Although the current ruling coalition under PM Eduard Heger has a two-thirds majority in the 150-seat legislature, only 74 MPs voted on Wednesday afternoon in favor of letting a court decide whether Fico should be taken into pre-trial custody, leaving the motion two votes short of passing.

Particularly embarrassing for the government were the votes of two MPs from the Ordinary People (OLaNO) party, whose leader Igor Matovič topped polls in the 2020 national elections on an anti-corruption platform that targeted Fico and his now-opposition Smer (Direction) party. Romana Tabák of OLaNO did not cast a ballot, while Katarína Hatráková abstained.

The Special Prosecutor’s Office, which handles organized crime cases in Slovakia, had asked parliament on April 22 to lift Fico’s immunity, which every MP enjoys by law, to permit his prosecution. Fico and former Interior Minister Róbert Kaliňák are alleged to have weaponized confidential tax and police records against political opponents prior to 2020 as the heads of an organized group involving former senior police and intelligence officers.

Economy Minister Richard Sulík, head of OLaNO’s coalition partner Freedom and Solidarity (SaS), described the failed vote as “the biggest political failure in [Matovič’s] career … He was defeated by his own MPs.
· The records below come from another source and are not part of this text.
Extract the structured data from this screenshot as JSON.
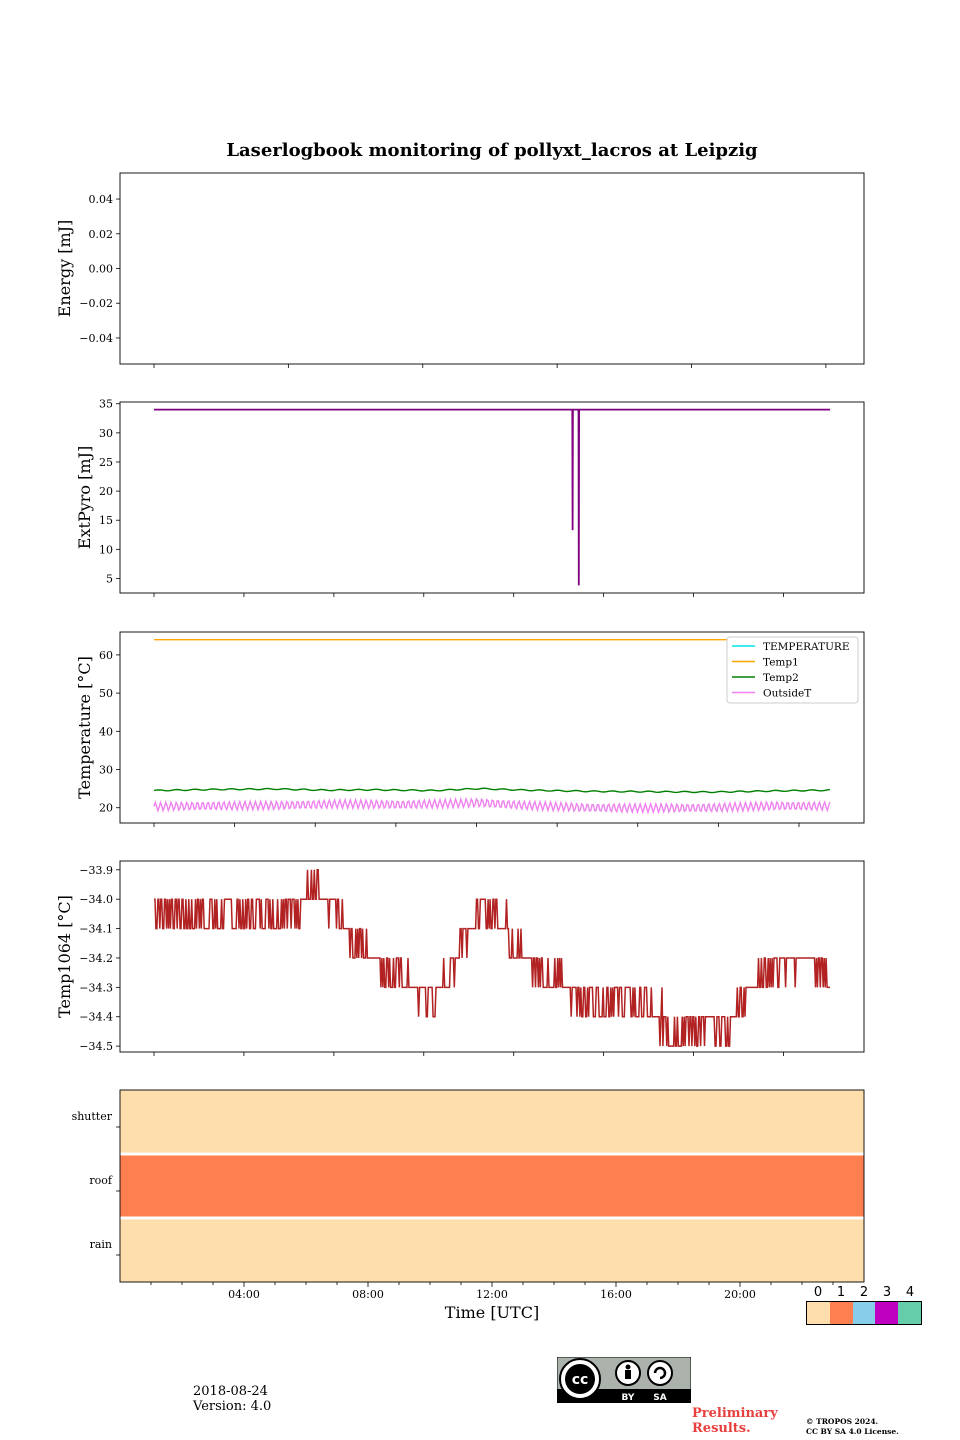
{
  "figure": {
    "title": "Laserlogbook monitoring of pollyxt_lacros at Leipzig",
    "date": "2018-08-24",
    "version": "Version: 4.0",
    "preliminary": "Preliminary Results.",
    "copyright_line1": "© TROPOS 2024.",
    "copyright_line2": "CC BY SA 4.0 License.",
    "license_badge": {
      "by": "BY",
      "sa": "SA"
    }
  },
  "chart_data": [
    {
      "type": "line",
      "ylabel": "Energy [mJ]",
      "ylim": [
        -0.055,
        0.055
      ],
      "yticks": [
        -0.04,
        -0.02,
        0.0,
        0.02,
        0.04
      ],
      "ytick_labels": [
        "−0.04",
        "−0.02",
        "0.00",
        "0.02",
        "0.04"
      ],
      "xtick_hours": [
        1,
        5.333,
        9.667,
        14,
        18.333,
        22.667
      ],
      "series": []
    },
    {
      "type": "line",
      "ylabel": "ExtPyro [mJ]",
      "ylim": [
        2.5,
        35.3
      ],
      "yticks": [
        5,
        10,
        15,
        20,
        25,
        30,
        35
      ],
      "ytick_labels": [
        "5",
        "10",
        "15",
        "20",
        "25",
        "30",
        "35"
      ],
      "xtick_hours": [
        1,
        3.9,
        6.8,
        9.7,
        12.6,
        15.5,
        18.4,
        21.3
      ],
      "color": "#800080",
      "baseline": 34.0,
      "drops": [
        {
          "x": 14.5,
          "y": 13.3
        },
        {
          "x": 14.7,
          "y": 3.8
        }
      ],
      "xlim": [
        1,
        22.8
      ]
    },
    {
      "type": "line",
      "ylabel": "Temperature [°C]",
      "ylim": [
        16,
        66
      ],
      "yticks": [
        20,
        30,
        40,
        50,
        60
      ],
      "ytick_labels": [
        "20",
        "30",
        "40",
        "50",
        "60"
      ],
      "xtick_hours": [
        1,
        3.6,
        6.2,
        8.8,
        11.4,
        14,
        16.6,
        19.2,
        21.8
      ],
      "xlim": [
        1,
        22.8
      ],
      "series": [
        {
          "name": "TEMPERATURE",
          "color": "#00e5e5",
          "values": []
        },
        {
          "name": "Temp1",
          "color": "#ffa500",
          "constant": 64.0
        },
        {
          "name": "Temp2",
          "color": "#008000",
          "x": [
            1,
            3,
            5,
            6.5,
            8,
            10,
            11.5,
            13,
            15,
            17,
            19,
            21,
            22.8
          ],
          "values": [
            24.5,
            24.8,
            24.9,
            24.6,
            24.7,
            24.5,
            25.0,
            24.6,
            24.3,
            24.2,
            24.1,
            24.4,
            24.6
          ]
        },
        {
          "name": "OutsideT",
          "color": "#ee82ee",
          "x": [
            1,
            3,
            5,
            7,
            9,
            11.5,
            13,
            15,
            17,
            19,
            21,
            22.8
          ],
          "values": [
            20.3,
            20.5,
            20.6,
            21.0,
            20.8,
            21.3,
            20.6,
            20.0,
            19.9,
            20.0,
            20.5,
            20.4
          ]
        }
      ],
      "legend_placement": "top-right"
    },
    {
      "type": "line",
      "ylabel": "Temp1064 [°C]",
      "ylim": [
        -34.52,
        -33.87
      ],
      "yticks": [
        -34.5,
        -34.4,
        -34.3,
        -34.2,
        -34.1,
        -34.0,
        -33.9
      ],
      "ytick_labels": [
        "−34.5",
        "−34.4",
        "−34.3",
        "−34.2",
        "−34.1",
        "−34.0",
        "−33.9"
      ],
      "xtick_hours": [
        1,
        3.9,
        6.8,
        9.7,
        12.6,
        15.5,
        18.4,
        21.3
      ],
      "xlim": [
        1,
        22.8
      ],
      "color": "#b22222",
      "trend_x": [
        1,
        4,
        5.5,
        6,
        7,
        7.5,
        8,
        9,
        10,
        10.5,
        11,
        12,
        13,
        14.5,
        16,
        17,
        18,
        19.5,
        20.5,
        22,
        22.8
      ],
      "trend_y": [
        -34.04,
        -34.05,
        -34.03,
        -33.96,
        -34.06,
        -34.15,
        -34.18,
        -34.28,
        -34.35,
        -34.26,
        -34.1,
        -34.03,
        -34.2,
        -34.32,
        -34.33,
        -34.38,
        -34.45,
        -34.42,
        -34.25,
        -34.19,
        -34.27
      ]
    },
    {
      "type": "heatmap",
      "rows": [
        "shutter",
        "roof",
        "rain"
      ],
      "row_values": [
        0,
        1,
        0
      ],
      "xlabel": "Time [UTC]",
      "xtick_labels": [
        "04:00",
        "08:00",
        "12:00",
        "16:00",
        "20:00"
      ],
      "xtick_hours": [
        4,
        8,
        12,
        16,
        20
      ],
      "xlim": [
        0,
        24
      ],
      "colorbar": {
        "labels": [
          "0",
          "1",
          "2",
          "3",
          "4"
        ],
        "colors": [
          "#ffdead",
          "#ff7f50",
          "#87ceeb",
          "#c000c0",
          "#66cdaa"
        ]
      }
    }
  ]
}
He will never again be able to talk about fighting corruption.”

Matovič, who himself served as PM for two years until giving way to Heger, alternately vilified Fico and expressed regret in a social media post that “two MPs from our [party] believe that members of parliament are more important than ordinary people … it must have cost that corrupt criminal a lot.”

Noting that all 17 MPs from the coalition We are Family (Sme Rodina) party had abstained, Matovič added that “some may have [voted] out of naivete, some from idiocy, some for money, and some just wanted to buy insurance in case they ever faced justice themselves.”

Fico, meanwhile, took a sober tone after the vote: “I want to thank every MP who supported me, just as I respect everyone who had a different opinion.”